OpenSSL implemented its own memory management system instead of using malloc. It would allocate one pool of memory and then manipulate into that. This meant that static analysis, runtime analysis, fuzzers were incapable of finding memory bugs. Because all pointers into that pool were "valid". LibreSSL stripped out OpenSSL's memory system and replaced it with malloc() and free() as provided by libc. Suddenly, static analysis, valgrind, and fuzzers found something like 3 dozen memory errors.

That is bad on so many levels.

OpenSSL supports big endian x86_64. OpenSSL supports EBDIC paths, certs, encodings, etc. OpenSSL supports DOS and Windows for Workgroups 3.11. It had a config -D NO_OLD_ASN1 and NO_ASN1_OLD. These defs performed different things. Having more eyeballs on a project didn't help OpenSSL, because all of those eyeballs glazed over immediately and/or had forks stabbed into them.

In something like the first month, the LibreSSL project deleted something like 90,000 LOC and 60,000 lines of comments/whitespace. Not changed: deleted. Removed useless cruft like mentioned above, and dangerous cruft like SSL 3.0 support.
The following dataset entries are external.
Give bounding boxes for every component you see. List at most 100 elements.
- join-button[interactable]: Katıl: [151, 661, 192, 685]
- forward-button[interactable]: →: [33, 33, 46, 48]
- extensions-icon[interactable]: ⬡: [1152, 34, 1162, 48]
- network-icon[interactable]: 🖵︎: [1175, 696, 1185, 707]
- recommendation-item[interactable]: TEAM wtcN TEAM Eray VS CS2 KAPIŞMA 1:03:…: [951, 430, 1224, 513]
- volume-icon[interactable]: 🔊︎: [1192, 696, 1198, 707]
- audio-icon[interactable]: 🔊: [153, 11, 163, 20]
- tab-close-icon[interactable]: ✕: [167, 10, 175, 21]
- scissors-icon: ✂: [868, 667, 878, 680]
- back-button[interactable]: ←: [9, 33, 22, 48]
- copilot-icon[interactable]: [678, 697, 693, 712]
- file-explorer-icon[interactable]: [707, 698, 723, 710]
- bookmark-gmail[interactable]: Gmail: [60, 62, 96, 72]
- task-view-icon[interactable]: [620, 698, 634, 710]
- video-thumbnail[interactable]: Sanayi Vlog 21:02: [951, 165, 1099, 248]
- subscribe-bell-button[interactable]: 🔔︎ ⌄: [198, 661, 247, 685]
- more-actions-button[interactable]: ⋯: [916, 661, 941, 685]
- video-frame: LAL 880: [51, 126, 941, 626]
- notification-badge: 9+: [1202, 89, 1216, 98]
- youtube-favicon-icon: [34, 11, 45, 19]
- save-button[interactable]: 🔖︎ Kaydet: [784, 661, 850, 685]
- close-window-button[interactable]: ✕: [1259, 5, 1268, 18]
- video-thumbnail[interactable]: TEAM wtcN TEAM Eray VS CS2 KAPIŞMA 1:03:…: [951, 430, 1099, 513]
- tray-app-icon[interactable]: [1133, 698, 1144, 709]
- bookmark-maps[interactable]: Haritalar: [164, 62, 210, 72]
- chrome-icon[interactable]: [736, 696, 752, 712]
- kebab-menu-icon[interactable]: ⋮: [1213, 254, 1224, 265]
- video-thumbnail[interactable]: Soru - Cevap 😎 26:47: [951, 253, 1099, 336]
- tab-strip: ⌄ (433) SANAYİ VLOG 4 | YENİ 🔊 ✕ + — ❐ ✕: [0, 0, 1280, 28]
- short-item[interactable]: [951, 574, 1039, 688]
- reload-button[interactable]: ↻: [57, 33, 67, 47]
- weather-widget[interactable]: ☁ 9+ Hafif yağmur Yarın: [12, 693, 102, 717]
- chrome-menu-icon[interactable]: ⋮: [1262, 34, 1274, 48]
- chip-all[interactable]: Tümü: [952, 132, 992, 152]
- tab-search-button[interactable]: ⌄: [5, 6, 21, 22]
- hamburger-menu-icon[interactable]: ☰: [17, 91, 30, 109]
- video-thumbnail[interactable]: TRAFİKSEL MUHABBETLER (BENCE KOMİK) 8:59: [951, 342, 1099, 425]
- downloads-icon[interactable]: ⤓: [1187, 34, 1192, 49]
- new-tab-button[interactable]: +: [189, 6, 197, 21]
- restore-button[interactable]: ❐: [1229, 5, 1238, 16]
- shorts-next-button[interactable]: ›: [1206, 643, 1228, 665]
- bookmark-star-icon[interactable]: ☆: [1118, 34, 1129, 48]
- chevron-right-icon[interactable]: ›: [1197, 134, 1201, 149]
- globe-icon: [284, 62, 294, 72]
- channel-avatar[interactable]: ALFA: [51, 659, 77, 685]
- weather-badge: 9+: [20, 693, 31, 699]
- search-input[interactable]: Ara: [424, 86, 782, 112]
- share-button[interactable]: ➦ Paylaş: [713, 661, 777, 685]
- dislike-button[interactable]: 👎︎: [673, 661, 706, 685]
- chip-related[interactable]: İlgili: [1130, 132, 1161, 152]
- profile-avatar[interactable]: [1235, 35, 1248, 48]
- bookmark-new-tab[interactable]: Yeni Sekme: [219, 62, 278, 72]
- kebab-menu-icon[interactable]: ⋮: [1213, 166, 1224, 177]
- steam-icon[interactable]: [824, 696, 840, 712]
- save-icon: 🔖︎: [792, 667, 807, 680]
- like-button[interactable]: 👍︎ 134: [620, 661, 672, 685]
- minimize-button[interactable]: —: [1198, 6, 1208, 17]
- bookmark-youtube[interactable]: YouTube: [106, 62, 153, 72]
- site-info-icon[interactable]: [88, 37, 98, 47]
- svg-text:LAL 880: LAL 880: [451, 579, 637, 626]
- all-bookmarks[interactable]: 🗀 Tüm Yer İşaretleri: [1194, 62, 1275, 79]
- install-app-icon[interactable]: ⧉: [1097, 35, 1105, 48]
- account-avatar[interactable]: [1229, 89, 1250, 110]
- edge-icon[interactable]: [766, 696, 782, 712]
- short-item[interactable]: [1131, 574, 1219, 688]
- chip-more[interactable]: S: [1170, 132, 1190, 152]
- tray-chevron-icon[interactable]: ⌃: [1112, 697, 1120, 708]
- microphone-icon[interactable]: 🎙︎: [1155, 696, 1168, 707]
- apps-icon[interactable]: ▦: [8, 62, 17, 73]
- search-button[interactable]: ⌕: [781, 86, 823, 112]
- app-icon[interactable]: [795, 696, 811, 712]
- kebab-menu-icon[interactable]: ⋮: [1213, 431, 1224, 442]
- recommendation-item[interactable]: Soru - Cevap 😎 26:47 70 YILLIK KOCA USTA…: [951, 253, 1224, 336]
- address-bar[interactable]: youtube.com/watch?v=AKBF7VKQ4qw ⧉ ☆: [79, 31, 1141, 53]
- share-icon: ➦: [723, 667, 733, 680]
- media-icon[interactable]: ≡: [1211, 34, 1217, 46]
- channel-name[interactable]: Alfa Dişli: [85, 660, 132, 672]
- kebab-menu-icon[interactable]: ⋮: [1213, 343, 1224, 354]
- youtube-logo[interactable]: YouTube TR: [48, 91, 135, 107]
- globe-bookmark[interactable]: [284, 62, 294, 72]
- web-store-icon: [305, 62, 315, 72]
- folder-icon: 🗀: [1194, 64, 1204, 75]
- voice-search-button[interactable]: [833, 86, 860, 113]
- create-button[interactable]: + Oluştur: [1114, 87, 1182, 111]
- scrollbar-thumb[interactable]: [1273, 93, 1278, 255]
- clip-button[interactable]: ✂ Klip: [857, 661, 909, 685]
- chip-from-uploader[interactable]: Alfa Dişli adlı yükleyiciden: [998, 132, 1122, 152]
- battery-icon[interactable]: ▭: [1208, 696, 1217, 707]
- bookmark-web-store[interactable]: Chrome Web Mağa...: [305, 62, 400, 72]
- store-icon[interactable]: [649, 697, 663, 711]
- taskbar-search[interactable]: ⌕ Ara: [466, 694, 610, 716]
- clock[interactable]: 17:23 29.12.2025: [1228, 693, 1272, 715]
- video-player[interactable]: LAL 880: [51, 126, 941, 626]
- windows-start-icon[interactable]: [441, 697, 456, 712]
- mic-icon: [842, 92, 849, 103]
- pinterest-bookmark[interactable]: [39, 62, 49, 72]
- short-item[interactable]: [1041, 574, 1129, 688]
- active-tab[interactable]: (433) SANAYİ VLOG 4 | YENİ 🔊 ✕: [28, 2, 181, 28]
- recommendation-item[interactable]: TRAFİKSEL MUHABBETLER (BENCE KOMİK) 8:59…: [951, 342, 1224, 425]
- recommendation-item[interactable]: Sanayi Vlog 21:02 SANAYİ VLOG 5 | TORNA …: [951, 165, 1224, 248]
The latest OpenSSL tarball is 9.4MB, the latest LibreSSL tarball is 3.6MB. It has fewer eyeballs, sure, but it's an order of magnitude easier to audit.

2 comments

OpenBSD also changed it's malloc implementation from sbrk to mmap, the net effect being that free returned memory to the OS far more often. It broke a lot of interesting stuff.
Custom allocators are (or were) common enough that Valgrind includes an API for them to use to tell the analysis engine where the valid memory blocks are:

https://valgrind.org/docs/manual/mc-manual.html#mc-manual.me...

I believe the state of the art in generic malloc implementations has improved since this sort of thing was commonplace, though.